The movement for the Lone Star State to secede from the United States is gaining some traction again after a state Republican committee voted Wednesday to allow delegates at Friday's state GOP convention to vote on a platform to push a divorce from the United States.

It’s unlikely the resolution will succeed, but eager secessionists are giddy things have gotten this far.

“It's going to be available for delegates to debate and vote on Friday during the convention," Tanya Robertson, a state Republican official who has pushed for secession before, told the Houston Chronicle. "This is pretty big. This is really pretty huge.”

It's not the first time Texans have tried to cut ties with the world’s largest economy, which gives more monetary support to the Lone Star state than the state contributes in federal tax dollars. Texas has a rich history of independence and once claimed to be its own nation before the United States absorbed it. That independent streak manifests in many ways, like Lone Star beer's "national beer of Texas" tagline and Texas Monthly calling itself the "national magazine of Texas."

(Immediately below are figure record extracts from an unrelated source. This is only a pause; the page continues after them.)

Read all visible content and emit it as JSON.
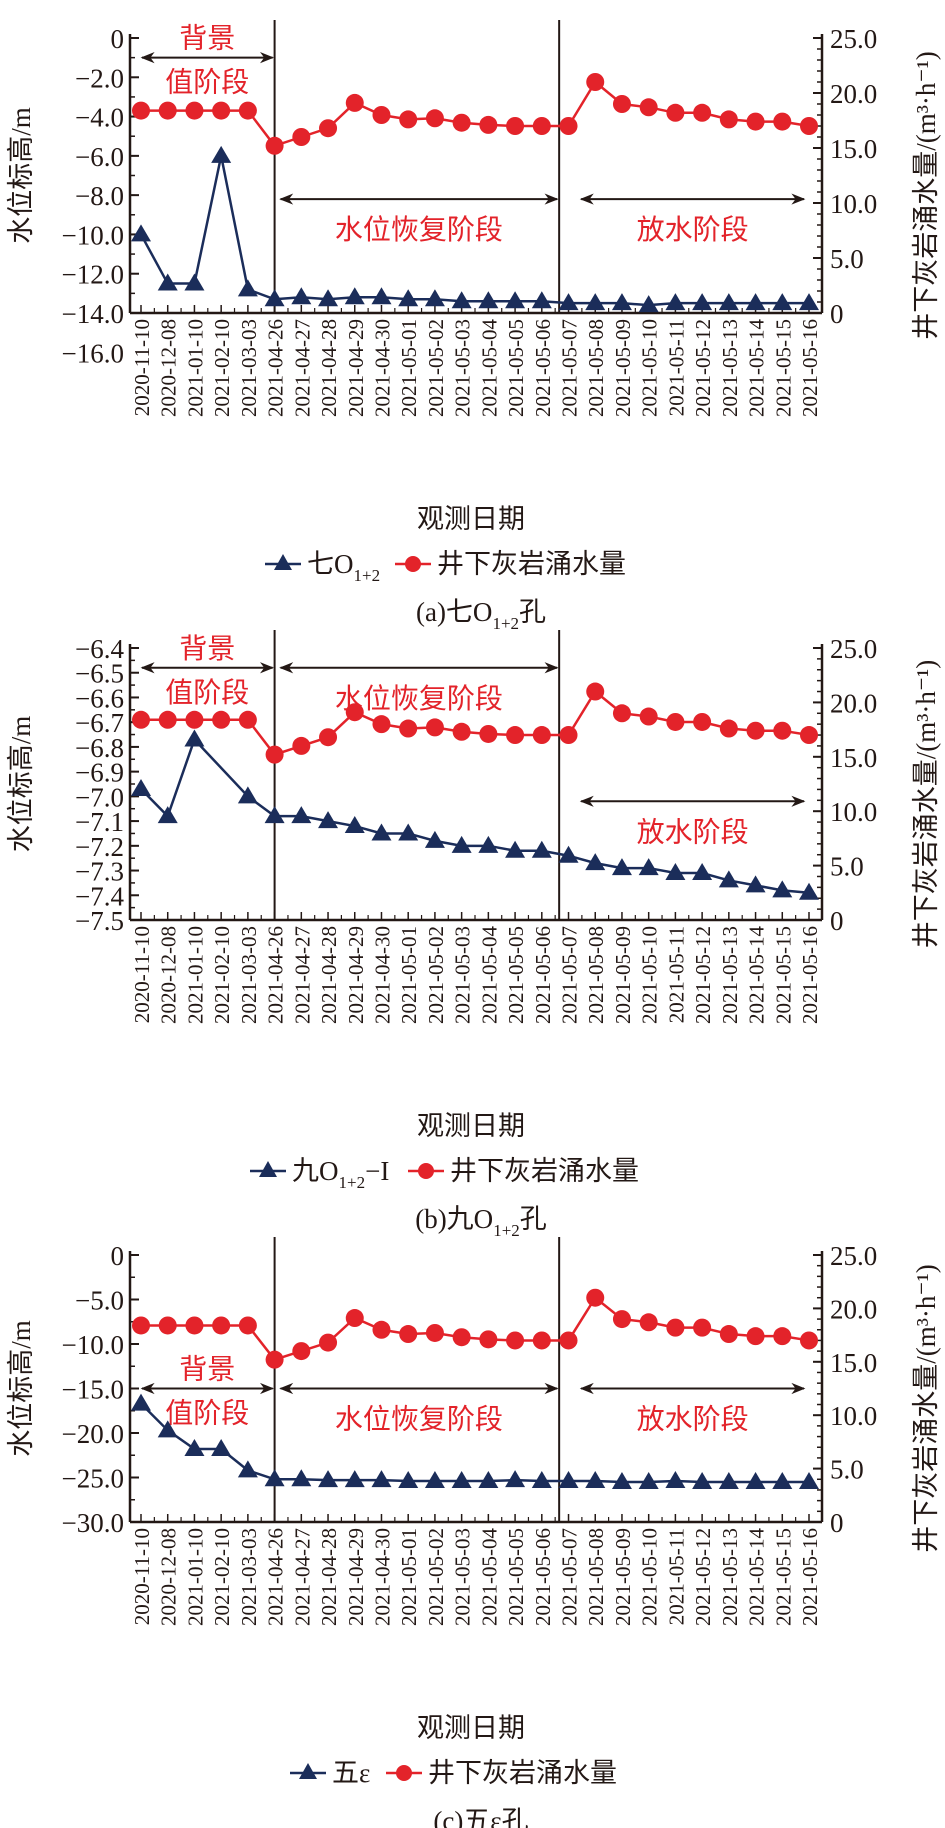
{
  "chart_data": [
    {
      "type": "line",
      "panel_caption": "(a)七O1+2孔",
      "caption_parts": {
        "prefix": "(a)七O",
        "sub": "1+2",
        "suffix": "孔"
      },
      "xlabel": "观测日期",
      "ylabel_left": "水位标高/m",
      "ylabel_right": "井下灰岩涌水量/(m³·h⁻¹)",
      "y_left_lim": [
        -16.0,
        0
      ],
      "y_left_axis_min": -14.0,
      "y_left_ticks": [
        "0",
        "−2.0",
        "−4.0",
        "−6.0",
        "−8.0",
        "−10.0",
        "−12.0",
        "−14.0",
        "−16.0"
      ],
      "y_left_tick_values": [
        0,
        -2,
        -4,
        -6,
        -8,
        -10,
        -12,
        -14,
        -16
      ],
      "y_right_lim": [
        0,
        25.0
      ],
      "y_right_ticks": [
        "25.0",
        "20.0",
        "15.0",
        "10.0",
        "5.0",
        "0"
      ],
      "y_right_tick_values": [
        25,
        20,
        15,
        10,
        5,
        0
      ],
      "categories": [
        "2020-11-10",
        "2020-12-08",
        "2021-01-10",
        "2021-02-10",
        "2021-03-03",
        "2021-04-26",
        "2021-04-27",
        "2021-04-28",
        "2021-04-29",
        "2021-04-30",
        "2021-05-01",
        "2021-05-02",
        "2021-05-03",
        "2021-05-04",
        "2021-05-05",
        "2021-05-06",
        "2021-05-07",
        "2021-05-08",
        "2021-05-09",
        "2021-05-10",
        "2021-05-11",
        "2021-05-12",
        "2021-05-13",
        "2021-05-14",
        "2021-05-15",
        "2021-05-16"
      ],
      "series": [
        {
          "name": "七O1+2",
          "name_parts": {
            "main": "七O",
            "sub": "1+2",
            "tail": ""
          },
          "axis": "left",
          "marker": "triangle",
          "color": "#1b2d5a",
          "values": [
            -10.0,
            -12.5,
            -12.5,
            -6.0,
            -12.8,
            -13.3,
            -13.2,
            -13.3,
            -13.2,
            -13.2,
            -13.3,
            -13.3,
            -13.4,
            -13.4,
            -13.4,
            -13.4,
            -13.5,
            -13.5,
            -13.5,
            -13.6,
            -13.5,
            -13.5,
            -13.5,
            -13.5,
            -13.5,
            -13.5
          ]
        },
        {
          "name": "井下灰岩涌水量",
          "axis": "right",
          "marker": "circle",
          "color": "#e3232a",
          "values": [
            18.4,
            18.4,
            18.4,
            18.4,
            18.4,
            15.2,
            16.0,
            16.8,
            19.1,
            18.0,
            17.6,
            17.7,
            17.3,
            17.1,
            17.0,
            17.0,
            17.0,
            21.0,
            19.0,
            18.7,
            18.2,
            18.2,
            17.6,
            17.4,
            17.4,
            17.0
          ]
        }
      ],
      "stages": [
        {
          "label_lines": [
            "背景",
            "值阶段"
          ],
          "from": "2020-11-10",
          "to": "2021-04-26",
          "arrow_value_left": -1.0
        },
        {
          "label_lines": [
            "水位恢复阶段"
          ],
          "from": "2021-04-26",
          "to": "2021-05-07",
          "arrow_value_left": -8.2
        },
        {
          "label_lines": [
            "放水阶段"
          ],
          "from": "2021-05-07",
          "to": "2021-05-16",
          "arrow_value_left": -8.2
        }
      ],
      "dividers": [
        "2021-04-26",
        "2021-05-07"
      ]
    },
    {
      "type": "line",
      "panel_caption": "(b)九O1+2孔",
      "caption_parts": {
        "prefix": "(b)九O",
        "sub": "1+2",
        "suffix": "孔"
      },
      "xlabel": "观测日期",
      "ylabel_left": "水位标高/m",
      "ylabel_right": "井下灰岩涌水量/(m³·h⁻¹)",
      "y_left_lim": [
        -7.5,
        -6.4
      ],
      "y_left_axis_min": -7.5,
      "y_left_ticks": [
        "−6.4",
        "−6.5",
        "−6.6",
        "−6.7",
        "−6.8",
        "−6.9",
        "−7.0",
        "−7.1",
        "−7.2",
        "−7.3",
        "−7.4",
        "−7.5"
      ],
      "y_left_tick_values": [
        -6.4,
        -6.5,
        -6.6,
        -6.7,
        -6.8,
        -6.9,
        -7.0,
        -7.1,
        -7.2,
        -7.3,
        -7.4,
        -7.5
      ],
      "y_right_lim": [
        0,
        25.0
      ],
      "y_right_ticks": [
        "25.0",
        "20.0",
        "15.0",
        "10.0",
        "5.0",
        "0"
      ],
      "y_right_tick_values": [
        25,
        20,
        15,
        10,
        5,
        0
      ],
      "categories": [
        "2020-11-10",
        "2020-12-08",
        "2021-01-10",
        "2021-02-10",
        "2021-03-03",
        "2021-04-26",
        "2021-04-27",
        "2021-04-28",
        "2021-04-29",
        "2021-04-30",
        "2021-05-01",
        "2021-05-02",
        "2021-05-03",
        "2021-05-04",
        "2021-05-05",
        "2021-05-06",
        "2021-05-07",
        "2021-05-08",
        "2021-05-09",
        "2021-05-10",
        "2021-05-11",
        "2021-05-12",
        "2021-05-13",
        "2021-05-14",
        "2021-05-15",
        "2021-05-16"
      ],
      "series": [
        {
          "name": "九O1+2−I",
          "name_parts": {
            "main": "九O",
            "sub": "1+2",
            "tail": "−I"
          },
          "axis": "left",
          "marker": "triangle",
          "color": "#1b2d5a",
          "values": [
            -6.97,
            -7.08,
            -6.77,
            null,
            -7.0,
            -7.08,
            -7.08,
            -7.1,
            -7.12,
            -7.15,
            -7.15,
            -7.18,
            -7.2,
            -7.2,
            -7.22,
            -7.22,
            -7.24,
            -7.27,
            -7.29,
            -7.29,
            -7.31,
            -7.31,
            -7.34,
            -7.36,
            -7.38,
            -7.39
          ]
        },
        {
          "name": "井下灰岩涌水量",
          "axis": "right",
          "marker": "circle",
          "color": "#e3232a",
          "values": [
            18.4,
            18.4,
            18.4,
            18.4,
            18.4,
            15.2,
            16.0,
            16.8,
            19.1,
            18.0,
            17.6,
            17.7,
            17.3,
            17.1,
            17.0,
            17.0,
            17.0,
            21.0,
            19.0,
            18.7,
            18.2,
            18.2,
            17.6,
            17.4,
            17.4,
            17.0
          ]
        }
      ],
      "stages": [
        {
          "label_lines": [
            "背景",
            "值阶段"
          ],
          "from": "2020-11-10",
          "to": "2021-04-26",
          "arrow_value_left": -6.48
        },
        {
          "label_lines": [
            "水位恢复阶段"
          ],
          "from": "2021-04-26",
          "to": "2021-05-07",
          "arrow_value_left": -6.48
        },
        {
          "label_lines": [
            "放水阶段"
          ],
          "from": "2021-05-07",
          "to": "2021-05-16",
          "arrow_value_left": -7.02
        }
      ],
      "dividers": [
        "2021-04-26",
        "2021-05-07"
      ]
    },
    {
      "type": "line",
      "panel_caption": "(c)五ε孔",
      "caption_parts": {
        "prefix": "(c)五ε",
        "sub": "",
        "suffix": "孔"
      },
      "xlabel": "观测日期",
      "ylabel_left": "水位标高/m",
      "ylabel_right": "井下灰岩涌水量/(m³·h⁻¹)",
      "y_left_lim": [
        -30.0,
        0
      ],
      "y_left_axis_min": -30.0,
      "y_left_ticks": [
        "0",
        "−5.0",
        "−10.0",
        "−15.0",
        "−20.0",
        "−25.0",
        "−30.0"
      ],
      "y_left_tick_values": [
        0,
        -5,
        -10,
        -15,
        -20,
        -25,
        -30
      ],
      "y_right_lim": [
        0,
        25.0
      ],
      "y_right_ticks": [
        "25.0",
        "20.0",
        "15.0",
        "10.0",
        "5.0",
        "0"
      ],
      "y_right_tick_values": [
        25,
        20,
        15,
        10,
        5,
        0
      ],
      "categories": [
        "2020-11-10",
        "2020-12-08",
        "2021-01-10",
        "2021-02-10",
        "2021-03-03",
        "2021-04-26",
        "2021-04-27",
        "2021-04-28",
        "2021-04-29",
        "2021-04-30",
        "2021-05-01",
        "2021-05-02",
        "2021-05-03",
        "2021-05-04",
        "2021-05-05",
        "2021-05-06",
        "2021-05-07",
        "2021-05-08",
        "2021-05-09",
        "2021-05-10",
        "2021-05-11",
        "2021-05-12",
        "2021-05-13",
        "2021-05-14",
        "2021-05-15",
        "2021-05-16"
      ],
      "series": [
        {
          "name": "五ε",
          "name_parts": {
            "main": "五ε",
            "sub": "",
            "tail": ""
          },
          "axis": "left",
          "marker": "triangle",
          "color": "#1b2d5a",
          "values": [
            -16.7,
            -19.7,
            -21.8,
            -21.8,
            -24.2,
            -25.2,
            -25.2,
            -25.3,
            -25.3,
            -25.3,
            -25.4,
            -25.4,
            -25.4,
            -25.4,
            -25.3,
            -25.4,
            -25.4,
            -25.4,
            -25.5,
            -25.5,
            -25.4,
            -25.5,
            -25.5,
            -25.5,
            -25.5,
            -25.5
          ]
        },
        {
          "name": "井下灰岩涌水量",
          "axis": "right",
          "marker": "circle",
          "color": "#e3232a",
          "values": [
            18.4,
            18.4,
            18.4,
            18.4,
            18.4,
            15.2,
            16.0,
            16.8,
            19.1,
            18.0,
            17.6,
            17.7,
            17.3,
            17.1,
            17.0,
            17.0,
            17.0,
            21.0,
            19.0,
            18.7,
            18.2,
            18.2,
            17.6,
            17.4,
            17.4,
            17.0
          ]
        }
      ],
      "stages": [
        {
          "label_lines": [
            "背景",
            "值阶段"
          ],
          "from": "2020-11-10",
          "to": "2021-04-26",
          "arrow_value_left": -15.0
        },
        {
          "label_lines": [
            "水位恢复阶段"
          ],
          "from": "2021-04-26",
          "to": "2021-05-07",
          "arrow_value_left": -15.0
        },
        {
          "label_lines": [
            "放水阶段"
          ],
          "from": "2021-05-07",
          "to": "2021-05-16",
          "arrow_value_left": -15.0
        }
      ],
      "dividers": [
        "2021-04-26",
        "2021-05-07"
      ]
    }
  ]
}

The modern-day movement started in the 1990s. Following secessionist activity that culminated in an armed standoff in 1997, more diplomatic groups have pushed to get secessionist language onto Republican primary ballots every four years. Former Texas Gov. Rick Perry even made a thinly veiled threat in 2009 that if Washington, D.C., didn’t “listen” to the American people, then his state might cut ties. Three years later the Texas Nationalist Movement reported that its membership had increased 300 percent and that its website traffic had increased by 900 percent. A White House petition in 2012 gained some 125,000 signatures, prompting a response from the administration of President Barack Obama, which basically said no way.

Rick Perry
Former Texas Gov. Rick Perry eats a corn dog at the Iowa State Fair. Getty Images

But though some Texas Republicans may want to go it alone as a country, it’s not clear other Texans are clamoring for independence. A poll taken soon after Perry’s comments showed that 75 percent of Texas residents wanted to stay in the U.S. Thirty-one percent thought their state had the right to leave, but just 18 percent said they’d vote in favor of a secession, according to the Huffington Post.